What was she so worried about?
The Capital was just getting more and more confusing. I didn’t like it. There would always be more.
And my own secrets wouldn’t be safe for much longer, if I wasn’t careful.
“So yeah,” Tane said. “That’s me.” She looked faintly worried.
I squeezed her shoulder.
“You don’t think less of me?” Tane asked, curious.
“Of course not,” I said. “I barely know the Regent. As far as I’m concerned, you’re her best features.”
Tane laughed and picked up the box. “Let’s track down those antibiotics, alright?”

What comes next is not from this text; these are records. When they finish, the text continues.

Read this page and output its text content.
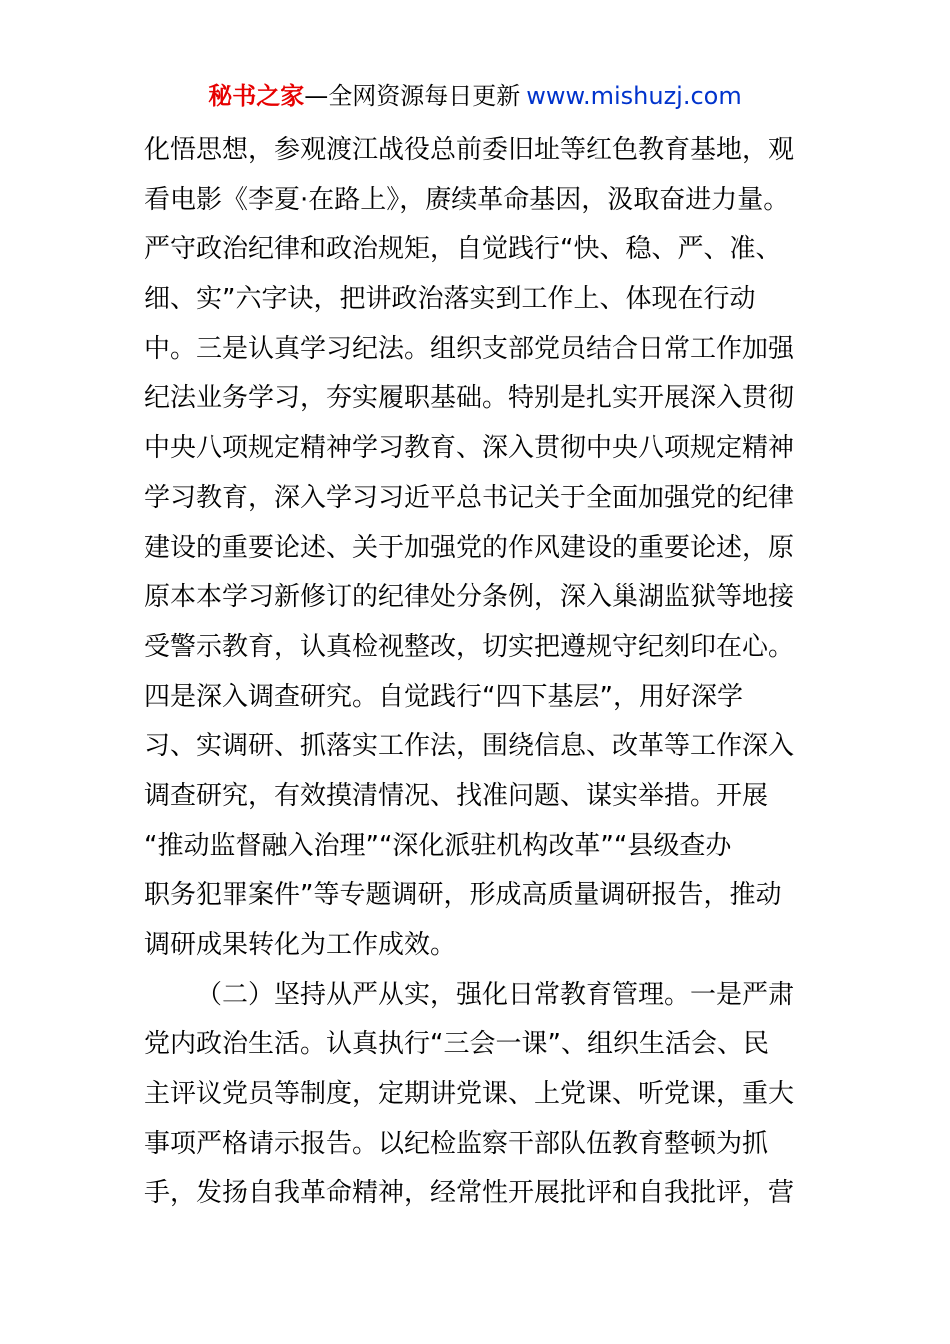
秘书之家—全网资源每日更新 www.mishuzj.com
化悟思想，参观渡江战役总前委旧址等红色教育基地，观
看电影《李夏·在路上》，赓续革命基因，汲取奋进力量。
严守政治纪律和政治规矩，自觉践行“快、稳、严、准、
细、实”六字诀，把讲政治落实到工作上、体现在行动
中。三是认真学习纪法。组织支部党员结合日常工作加强
纪法业务学习，夯实履职基础。特别是扎实开展深入贯彻
中央八项规定精神学习教育、深入贯彻中央八项规定精神
学习教育，深入学习习近平总书记关于全面加强党的纪律
建设的重要论述、关于加强党的作风建设的重要论述，原
原本本学习新修订的纪律处分条例，深入巢湖监狱等地接
受警示教育，认真检视整改，切实把遵规守纪刻印在心。
四是深入调查研究。自觉践行“四下基层”，用好深学
习、实调研、抓落实工作法，围绕信息、改革等工作深入
调查研究，有效摸清情况、找准问题、谋实举措。开展
“推动监督融入治理”“深化派驻机构改革”“县级查办
职务犯罪案件”等专题调研，形成高质量调研报告，推动
调研成果转化为工作成效。
（二）坚持从严从实，强化日常教育管理。一是严肃
党内政治生活。认真执行“三会一课”、组织生活会、民
主评议党员等制度，定期讲党课、上党课、听党课，重大
事项严格请示报告。以纪检监察干部队伍教育整顿为抓
手，发扬自我革命精神，经常性开展批评和自我批评，营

I’d been keeping the wound clean. But now, for once, I felt like I’d ripped off a bandage on the Crows. There were things about them that didn’t mesh with me. There were many Crows who didn’t even agree with each other.
“I need to talk to the Regent,” I said. “But I think she might try to avoid me after she interrogates Irri.”
Her eyes were sharp. “Oh? Is she going to learn anything?”
“She might,” I admitted. “I’d like to talk to her before anything too tragic happens.”
Tane sighed. “Well. I’ve been wanting to talk to her myself for a long time,” the scout-master walked over to the door. “Might as well make it now.”